Pero también volvían a trabajar. Los comercios reabrían cuando podían y los trenes y hospitales intentaban mantener sus servicios. Los equipos de rescate retiraban los escombros. La ciudad trataba de reconstruir en el día lo que las bombas destruían durante la noche. Esa resistencia cotidiana se convirtió en una parte esencial de la batalla. No era una victoria militar espectacular, sino algo mucho más elemental: seguir adelante.

La RAF resiste
Mientras Londres sufría, la batalla en el aire continuaba. El objetivo alemán de destruir Fighter Command no había sido alcanzado. Los pilotos británicos, apoyados por una red de radares, observadores y control de operaciones, continuaban interceptando a los bombarderos alemanes. La Fuerza Aérea alemana sufrió pérdidas importantes y tampoco logró obtener la superioridad necesaria para una invasión.
La Batalla de Gran Bretaña fue oficialmente reconocida en el Reino Unido como desarrollada entre el 10 de julio y el 31 de octubre de 1940. El 15 de septiembre quedó especialmente señalado como un momento decisivo, cuando la Luftwaffe sufrió pérdidas importantes y quedó claro que no había conseguido derrotar a la Royal Air Force.

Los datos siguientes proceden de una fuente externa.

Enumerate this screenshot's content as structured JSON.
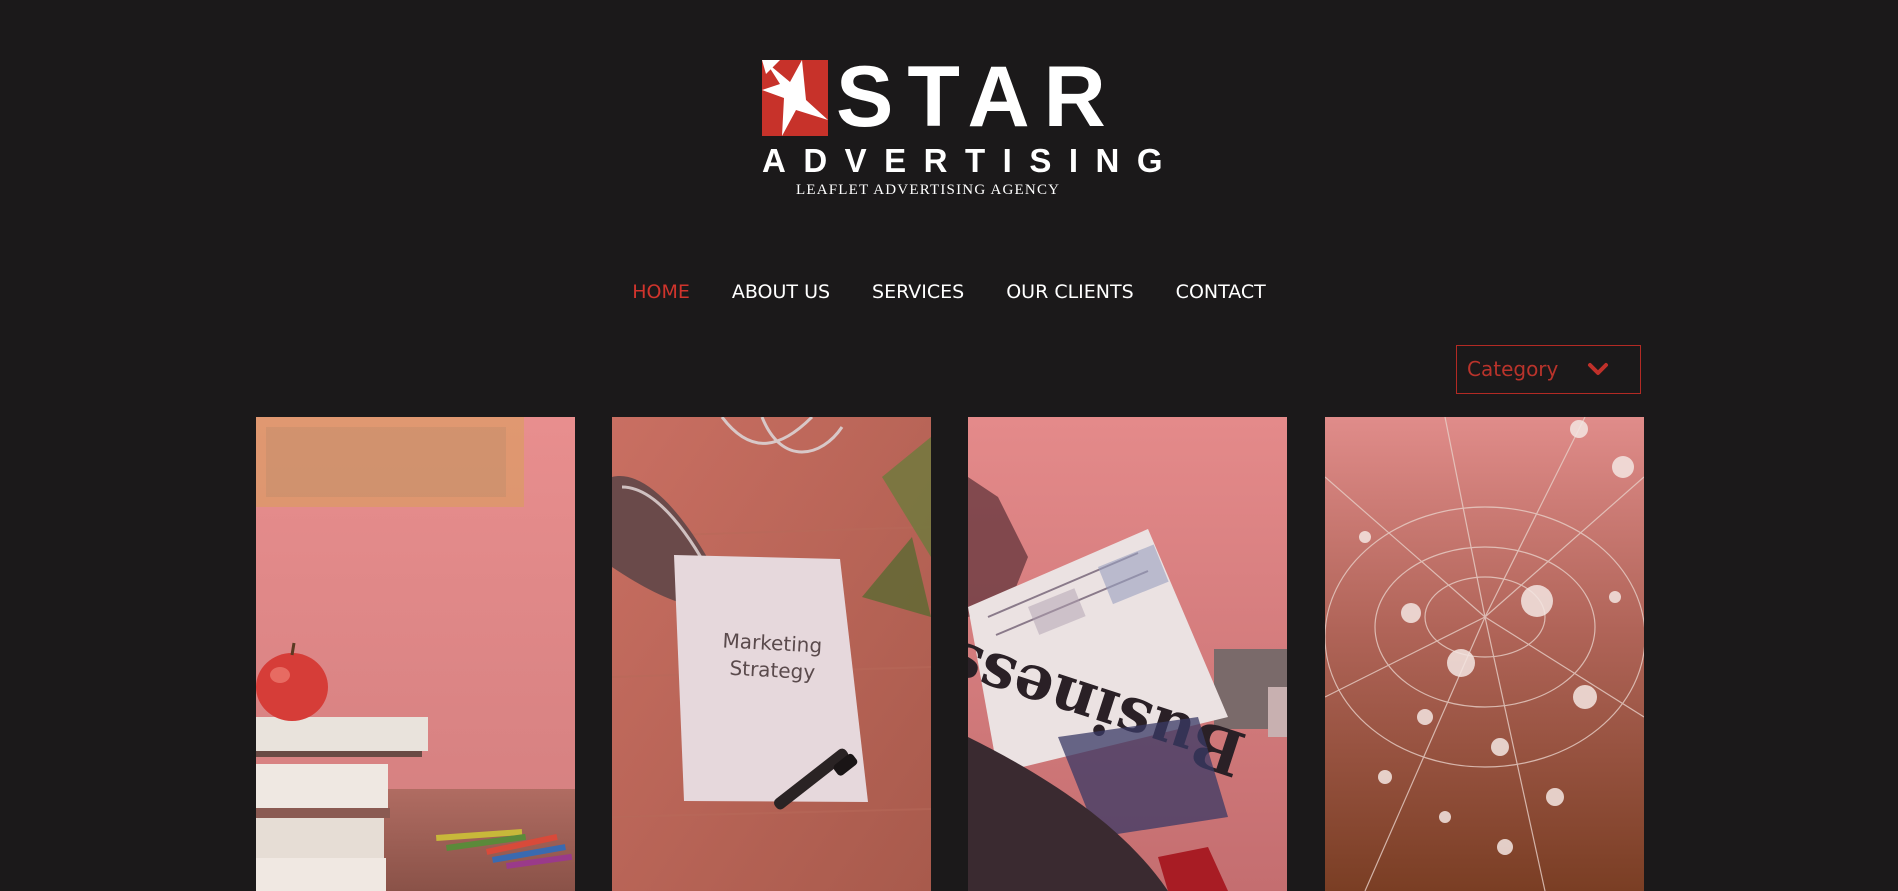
{
  "logo": {
    "word": "STAR",
    "sub": "ADVERTISING",
    "tagline": "LEAFLET ADVERTISING AGENCY"
  },
  "nav": {
    "items": [
      {
        "label": "HOME",
        "active": true
      },
      {
        "label": "ABOUT US",
        "active": false
      },
      {
        "label": "SERVICES",
        "active": false
      },
      {
        "label": "OUR CLIENTS",
        "active": false
      },
      {
        "label": "CONTACT",
        "active": false
      }
    ]
  },
  "filter": {
    "category_label": "Category",
    "icon": "chevron-down-icon"
  },
  "gallery": {
    "cards": [
      {
        "image": "apple-on-books",
        "icon": "image"
      },
      {
        "image": "marketing-strategy-note",
        "text_line1": "Marketing",
        "text_line2": "Strategy"
      },
      {
        "image": "business-newspaper",
        "text": "Business"
      },
      {
        "image": "dew-spider-web"
      }
    ]
  },
  "colors": {
    "background": "#1b191a",
    "accent": "#d0342c",
    "overlay": "#e8606a",
    "text": "#ffffff"
  }
}
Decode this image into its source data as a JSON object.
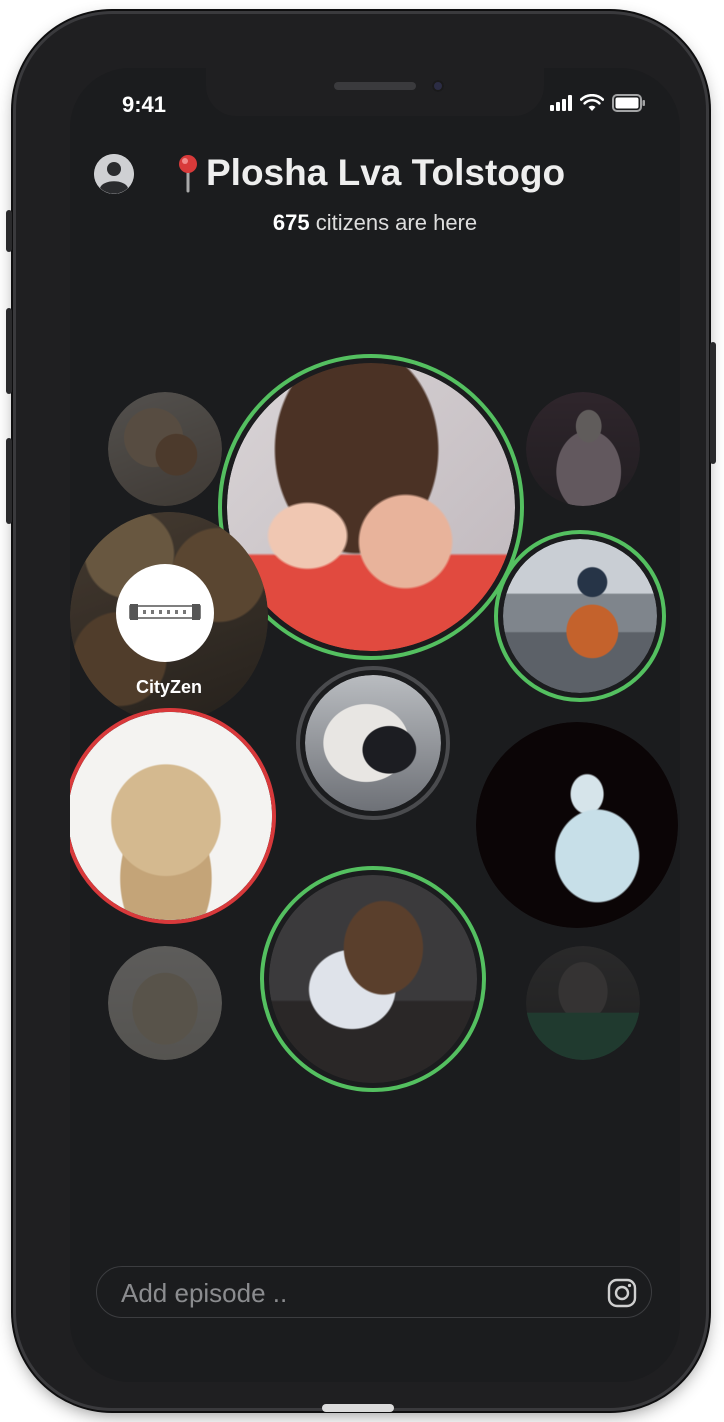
{
  "status_bar": {
    "time": "9:41"
  },
  "header": {
    "location_name": "Plosha Lva Tolstogo",
    "citizens_count": "675",
    "citizens_suffix": " citizens are here"
  },
  "bubbles": {
    "cityzen_label": "CityZen"
  },
  "composer": {
    "placeholder": "Add episode .."
  },
  "colors": {
    "accent_green": "#54c060",
    "accent_red": "#d8393b",
    "background": "#1b1c1e"
  },
  "icons": [
    "avatar-icon",
    "pin-icon",
    "instagram-icon",
    "signal-icon",
    "wifi-icon",
    "battery-icon"
  ]
}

Y entonces Hitler terminó postergando la invasión. Pero eso no significó que los bombardeos cesaran. El Blitz continuó.
Los ataques nocturnos se convirtieron en una rutina. En Londres se llegaron a registrar 57 noches consecutivas de bombardeos, además de incursiones diurnas. Entre septiembre de 1940 y mayo de 1941, más de 20.000 londinenses murieron y alrededor de 1,4 millones de personas quedaron sin vivienda como consecuencia de los bombardeos. Eso significaba que aproximadamente uno de cada seis habitantes de la capital había perdido su hogar. Para El Blitz la población era un objetivo directo de la guerra.

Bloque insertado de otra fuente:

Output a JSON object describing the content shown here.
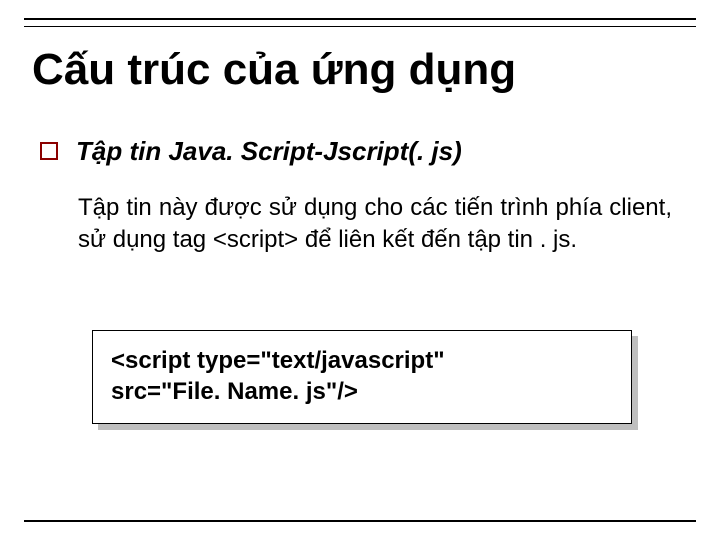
{
  "title": "Cấu trúc của ứng dụng",
  "bullet": "Tập tin Java. Script-Jscript(. js)",
  "body": "Tập tin này được sử dụng cho các tiến trình phía client, sử dụng tag <script> để liên kết đến tập tin . js.",
  "code_line1": "<script type=\"text/javascript\"",
  "code_line2": "src=\"File. Name. js\"/>"
}
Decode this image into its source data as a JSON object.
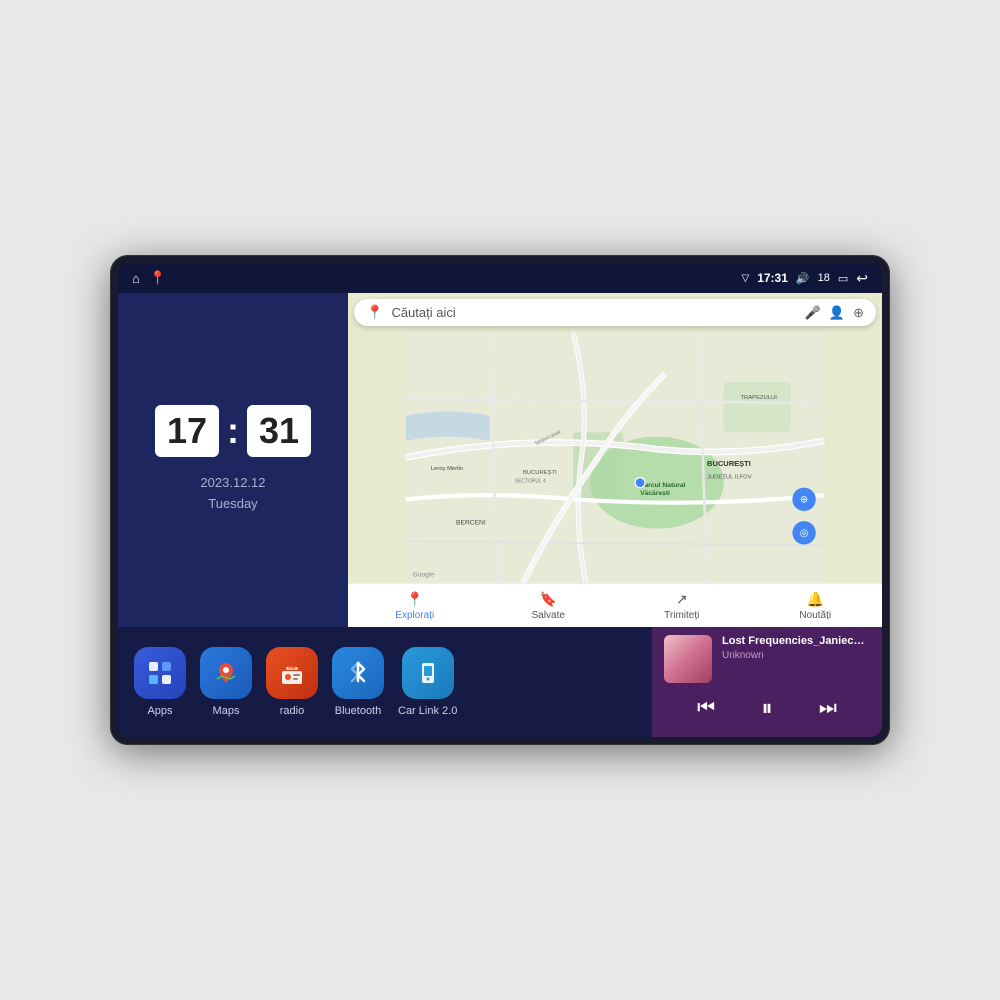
{
  "device": {
    "status_bar": {
      "time": "17:31",
      "signal_icon": "▽",
      "volume_icon": "🔊",
      "battery_value": "18",
      "battery_icon": "▭",
      "back_icon": "↩"
    },
    "home_icons": [
      "⌂",
      "📍"
    ],
    "clock": {
      "hours": "17",
      "minutes": "31",
      "date": "2023.12.12",
      "day": "Tuesday"
    },
    "map": {
      "search_placeholder": "Căutați aici",
      "nav_items": [
        {
          "label": "Explorați",
          "active": true
        },
        {
          "label": "Salvate",
          "active": false
        },
        {
          "label": "Trimiteți",
          "active": false
        },
        {
          "label": "Noutăți",
          "active": false
        }
      ],
      "labels": [
        "Parcul Natural Văcărești",
        "Leroy Merlin",
        "BUCUREȘTI SECTORUL 4",
        "BUCUREȘTI",
        "JUDEȚUL ILFOV",
        "BERCENI",
        "TRAPEZULUI",
        "Splaiul Unirii",
        "Google"
      ]
    },
    "apps": [
      {
        "label": "Apps",
        "icon": "⊞",
        "color": "#3a5bdb"
      },
      {
        "label": "Maps",
        "icon": "📍",
        "color": "#2a7ade"
      },
      {
        "label": "radio",
        "icon": "📻",
        "color": "#e85020"
      },
      {
        "label": "Bluetooth",
        "icon": "🔷",
        "color": "#2a88de"
      },
      {
        "label": "Car Link 2.0",
        "icon": "📱",
        "color": "#2a9adb"
      }
    ],
    "music": {
      "title": "Lost Frequencies_Janieck Devy-...",
      "artist": "Unknown",
      "prev_icon": "⏮",
      "play_icon": "⏸",
      "next_icon": "⏭"
    }
  }
}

La noche del 10 al 11 de mayo de 1941 llegó uno de los ataques más devastadores. Más de 500 bombarderos alemanes atacaron Londres. La Cámara de los Comunes fue destruida y grandes sectores de la capital quedaron dañados. Según el Imperial War Museums, esa noche murieron 1.436 civiles y más de 155.000 familias quedaron sin gas, agua o electricidad.
Pero también fue una señal de que aquella etapa de la guerra estaba llegando a su fin. Hitler preparaba entonces una nueva operación. Su mirada se dirigía hacia el este. La invasión de la Unión Soviética estaba a punto de comenzar. Y la presión alemana sobre Gran Bretaña disminuyó. El Blitz había terminado y pese a todo, la ciudad seguía en pie.

El precio de sobrevivir
Alemania no había conseguido su objetivo fundamental. La RAF no pudo ser destruida y la superioridad aérea nunca llegó. La invasión de Gran Bretaña no se produjo. Y su población no obligó a Winston Churchill -primer ministro del Reino Unido- a pedir la paz. El plan de Hitler había fracasado en uno de sus objetivos esenciales: quebrar la resistencia del enemigo desde el aire.
Aquel 7 de septiembre de 1940 comenzó con una ciudad en llamas. Hitler apostó a que sus bombas podían destruir no sólo edificios, sino también la voluntad de un pueblo. Ocho meses después, cuando las últimas grandes incursiones del Blitz terminaron, quedó una certeza para el resto de la guerra: Gran Bretaña sobrevivió al ataque desde el cielo, y la Alemania nazi descubrió que una campaña de bombardeos devastadora podía destruir una ciudad sin conseguir doblegar a una nación.